Новый мир, 2005 № 07 | страница 8
Так вот, мы с Танькой забрались в его тарантас и даже затянулись клеенчатым фартуком. Зачем-то. Чтобы оказаться еще больше вдвоем. Тарантасный мрак, почему-то источающий пронзительный запах отсутствовавшей в тот момент кобылы, со всех сторон светился щелями и дырками, и я окончательно ошалел, когда Танька жарко продышала мне в ухо: “Давай е…ся!” “Ты с ума сошла!” — ошеломленно прошептал я и выбрался наружу. Убрался подальше.
При свете дня я немедленно понял, что ничего этого не было и быть не могло, девочка, даже такая свойская, как Танька, не могла сделать столь ужасное предложение и даже просто произнести столь ужасное слово — к тому же ничего и не означающее: люди не могут заниматься такой бессмысленной гадостью, какую им приписывают разные мерзкие выдумщики. И все равно сделалось как-то небывало грустно — как будто нам приоткрыли что-то хорошее-хорошее, а мы его испортили. Я долго бродил за лесопилкой, пружиня по спрессованным опилкам, и сквозь вой циркулярок и стон ленточных пил безнадежно мычал разные грустные песни, слов которых по причине застарелой сифилитичности всех наших репродукторов я, на свое счастье, до конца пока еще не знал.
Однако в ближайшие дни меня поджидал новый удар. Более всего из всех моих полумычаний-полубормотаний меня трогала (наворачивались слезы, чего я тогда по угодничеству перед низким очень стыдился) простенькая песенка, в которой в конце каждого куплета повторялся грустный вопрос: веришь, не веришь? Поезд на-нба-на дымок (или гудок?), в дальние скрылся края, лишь на-на-нба огонек, словно улыбка твоя. Как тянулась душа к той неведомой красоте, что открывалась за неведомо чьей улыбкой, мелькнувшей, словно огонек поезда, — тем более что и поезд для меня был предметом нездешним, до нас они не добирались.
И вдруг в “Книжном” я увидел песенник! Папа пожал плечами, но все-таки вынул из хромового бумажника рубль тридцать, — это была какая-никакая духовная потребность. Не разбирая дороги, я разыскал в книге волшебную песенку — и уж так в ней оказалось все просто и ясно!..

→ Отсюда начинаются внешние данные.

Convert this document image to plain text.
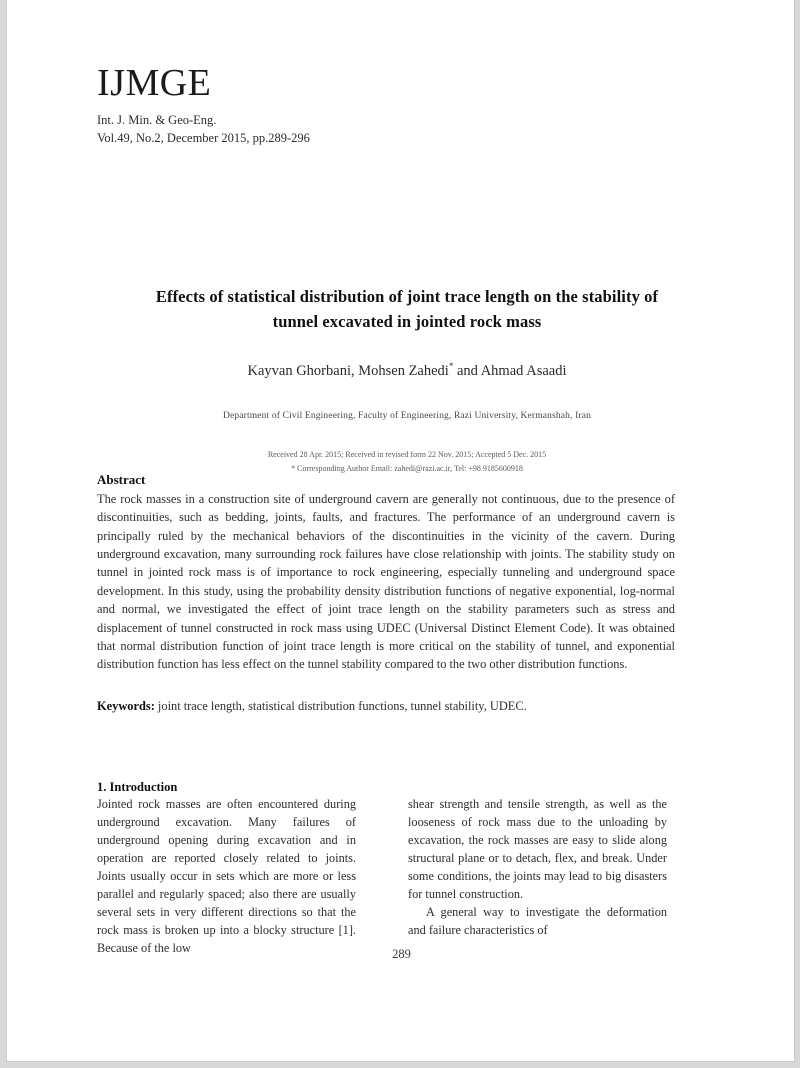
IJMGE
Int. J. Min. & Geo-Eng.
Vol.49, No.2, December 2015, pp.289-296
Effects of statistical distribution of joint trace length on the stability of
tunnel excavated in jointed rock mass
Kayvan Ghorbani, Mohsen Zahedi* and Ahmad Asaadi
Department of Civil Engineering, Faculty of Engineering, Razi University, Kermanshah, Iran
Received 28 Apr. 2015; Received in revised form 22 Nov. 2015; Accepted 5 Dec. 2015
* Corresponding Author Email: zahedi@razi.ac.ir, Tel: +98 9185600918
Abstract
The rock masses in a construction site of underground cavern are generally not continuous, due to the presence of discontinuities, such as bedding, joints, faults, and fractures. The performance of an underground cavern is principally ruled by the mechanical behaviors of the discontinuities in the vicinity of the cavern. During underground excavation, many surrounding rock failures have close relationship with joints. The stability study on tunnel in jointed rock mass is of importance to rock engineering, especially tunneling and underground space development. In this study, using the probability density distribution functions of negative exponential, log-normal and normal, we investigated the effect of joint trace length on the stability parameters such as stress and displacement of tunnel constructed in rock mass using UDEC (Universal Distinct Element Code). It was obtained that normal distribution function of joint trace length is more critical on the stability of tunnel, and exponential distribution function has less effect on the tunnel stability compared to the two other distribution functions.
Keywords: joint trace length, statistical distribution functions, tunnel stability, UDEC.
1. Introduction

Jointed rock masses are often encountered during underground excavation. Many failures of underground opening during excavation and in operation are reported closely related to joints. Joints usually occur in sets which are more or less parallel and regularly spaced; also there are usually several sets in very different directions so that the rock mass is broken up into a blocky structure [1]. Because of the low

shear strength and tensile strength, as well as the looseness of rock mass due to the unloading by excavation, the rock masses are easy to slide along structural plane or to detach, flex, and break. Under some conditions, the joints may lead to big disasters for tunnel construction.

A general way to investigate the deformation and failure characteristics of

289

Так просто и ясно — и так убого…
Без поэзии нет жизни, без тайны нет поэзии. Если в песне ясно, про что она, то к чему она? Если в грезе ясно, зачем она, то зачем она? Если греза служит реальности — высшее служит низшему, — она уже не греза. А пропаганда. Марксизм был гениальнейшим мошенничеством всех времен и народов: он преподнес миру сказку под маской науки — вместо огненных глаз и громовых речей пророк облачился в личину ученого зануды и тем победил.